Materials and Methods: Between 2006 and 2008, three cases showing the ophthalmic artery originating from the body of the aneurysm were identified by angiography. The medical records were retrospectively reviewed for clinical presentation, angiographic data and outcome.

Results: The index case presented with progressive vision loss in his right eye. Bilateral ophthalmic artery aneurysms were discovered, the left incorporating the artery. He initially underwent surgical clipping of the right paraclinoid aneurysm with complete loss of vision. In an exhaustive effort to preserve vision in the remaining eye, treatment planning involved multiple angiograms and balloon test occlusion, which he failed. The left ophthalmic artery aneurysm was coiled in two stages allowing visual assessment and stabilization of the coil mass before retreatment. The first stage of embolization utilized a dual catheter approach: one microcatheter was used to place a Micrusphere Cerecyte coil to pin the second microcatheter in place and allow for precise placement of a Micrus Ultipaq Cerecyte coil at the apex of the aneurysm dome away from the origin of the ophthalmic artery. Angiography confirmed preservation of flow in the ophthalmic artery prior to detachment of either coil. Healing of coil basket that was created allowed for the stability of the coil mass during placement of additional Micrus Ultipaq Cerecyte coils during stage II embolization. One year follow-up angiogram demonstrates stable aneurysm occlusion with patency of the ophthalmic artery and no change in vision. The dual microcatheter approach was utilized in the second case with successful obliteration of the aneurysm at first attempt with preservation of the ophthalmic artery. The first microcatheter was used to place an ev3 Morpheus coil to trap the second microcatheter. The trapped microcatheter was used to place Micrus Ultipaq Cerecyte coils away from the ophthalmic artery origin. Follow-up at 7 months demonstrated a stable coil mass and patent ophthalmic artery. The third case initially underwent craniotomy and partial clipping of the right ophthalmic artery aneurysm in order to preserve the vessel; however, femoral cerebral angiography demonstrated aneurysm growth after 5 years. She received stent remodeling and coil embolization with preservation of her ophthalmic artery. Initially, an ev3 Morpheus coil was placed. Final run showed satisfactory stent and coil placement without compromise of the ophthalmic artery.

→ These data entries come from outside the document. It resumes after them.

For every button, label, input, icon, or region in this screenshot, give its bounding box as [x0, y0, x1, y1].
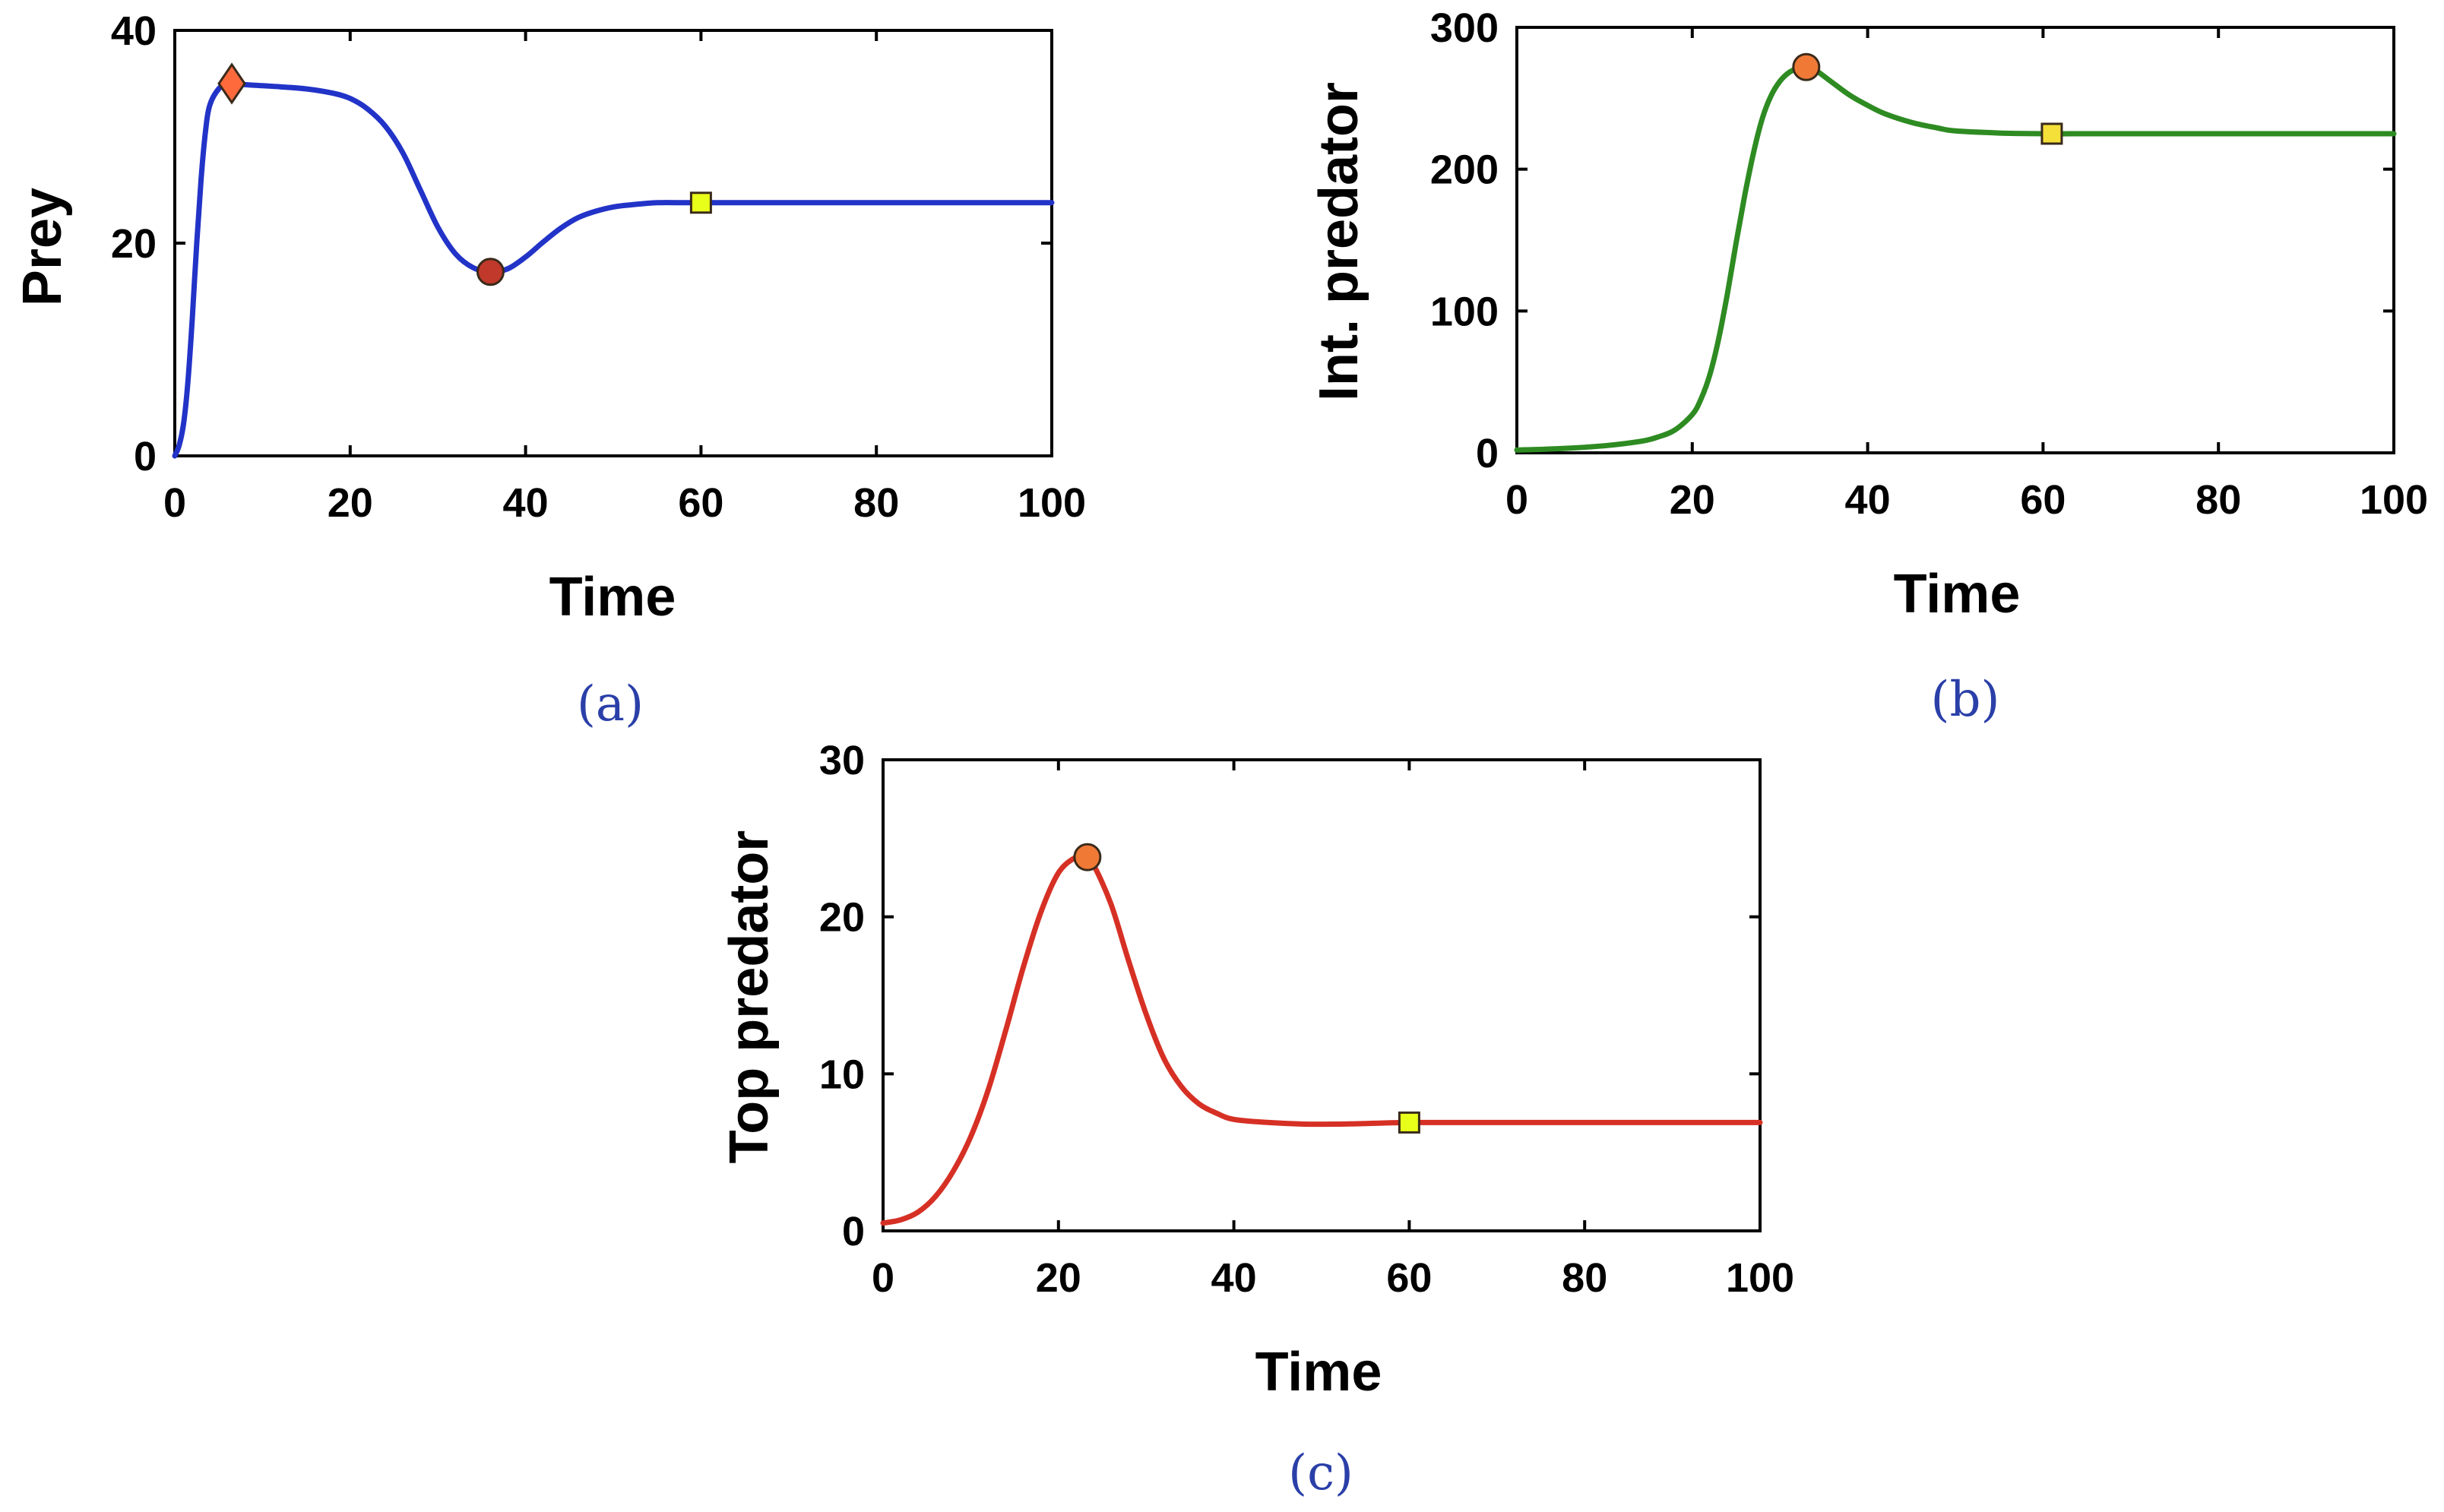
series-line [1514, 64, 2397, 453]
x-tick-label: 0 [163, 480, 186, 526]
axes-frame [1515, 26, 2395, 454]
panel-label-a: (a) [577, 676, 644, 732]
x-tick-label: 60 [2020, 477, 2066, 523]
y-tick-label: 0 [1476, 431, 1499, 476]
plot-area-c: 0 20 40 60 80 100 0 10 20 30 [819, 738, 1794, 1301]
x-tick-label: 100 [1726, 1255, 1794, 1301]
y-tick-label: 20 [819, 895, 865, 941]
axes-frame [882, 758, 1762, 1232]
x-tick-label: 40 [1211, 1255, 1257, 1301]
x-tick-label: 40 [1845, 477, 1891, 523]
plot-area-a: 0 20 40 60 80 100 0 20 40 [111, 8, 1086, 526]
y-tick-label: 0 [842, 1209, 865, 1254]
y-tick-label: 100 [1430, 289, 1499, 334]
chart-panel-c: 0 20 40 60 80 100 0 10 20 30 Time Top predator (c… [719, 738, 1794, 1501]
y-tick-label: 20 [111, 221, 157, 267]
x-axis-label-c: Time [1255, 1342, 1382, 1403]
x-tick-label: 20 [328, 480, 373, 526]
x-tick-label: 20 [1670, 477, 1715, 523]
x-tick-label: 60 [678, 480, 723, 526]
series-line [880, 852, 1763, 1226]
square-marker [2040, 122, 2063, 145]
y-tick-label: 40 [111, 8, 157, 54]
circle-marker [1792, 52, 1821, 81]
x-tick-label: 80 [853, 480, 899, 526]
chart-panel-a: 0 20 40 60 80 100 0 20 40 Time Prey (a) [12, 8, 1086, 732]
y-tick-label: 300 [1430, 5, 1499, 51]
x-tick-label: 100 [1018, 480, 1086, 526]
x-tick-label: 80 [1562, 1255, 1607, 1301]
x-tick-label: 80 [2195, 477, 2241, 523]
y-axis-label-a: Prey [12, 188, 73, 306]
x-tick-label: 40 [503, 480, 549, 526]
plot-area-b: 0 20 40 60 80 100 0 100 200 300 [1430, 5, 2428, 523]
square-marker [1398, 1111, 1420, 1134]
x-tick-label: 20 [1036, 1255, 1081, 1301]
y-axis-label-c: Top predator [719, 830, 780, 1164]
chart-panel-b: 0 20 40 60 80 100 0 100 200 300 Time Int. predato… [1309, 5, 2428, 728]
x-tick-label: 60 [1386, 1255, 1432, 1301]
x-tick-label: 0 [1505, 477, 1528, 523]
panel-label-c: (c) [1288, 1445, 1353, 1501]
y-tick-label: 30 [819, 738, 865, 783]
x-axis-label-b: Time [1894, 564, 2021, 625]
y-axis-label-b: Int. predator [1309, 82, 1369, 401]
panel-label-b: (b) [1931, 672, 2000, 728]
y-tick-label: 0 [134, 434, 157, 479]
circle-marker [476, 258, 505, 286]
axes-frame [173, 29, 1053, 457]
square-marker [689, 191, 712, 214]
y-tick-label: 200 [1430, 147, 1499, 193]
peak-diamond-marker [217, 62, 246, 105]
circle-marker [1073, 843, 1102, 871]
series-line [172, 80, 1055, 459]
x-tick-label: 0 [872, 1255, 894, 1301]
x-tick-label: 100 [2360, 477, 2428, 523]
x-axis-label-a: Time [549, 567, 676, 628]
y-tick-label: 10 [819, 1052, 865, 1097]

Conclusion: Our results effectively demonstrate the possible and plausible evolution of the current treatment paradigm for these ophthalmic artery aneurysm cases. Successful and durable endovascular treatment of these aneurysms can be achieved without vessel sacrifice. Successful results can be obtained through endovascular treatment alone or with a multidisciplinary approach as a retreatment option in the case of residual aneurysm or regrowth.

Competing interests: JP, Micrus Endovascular, ev3.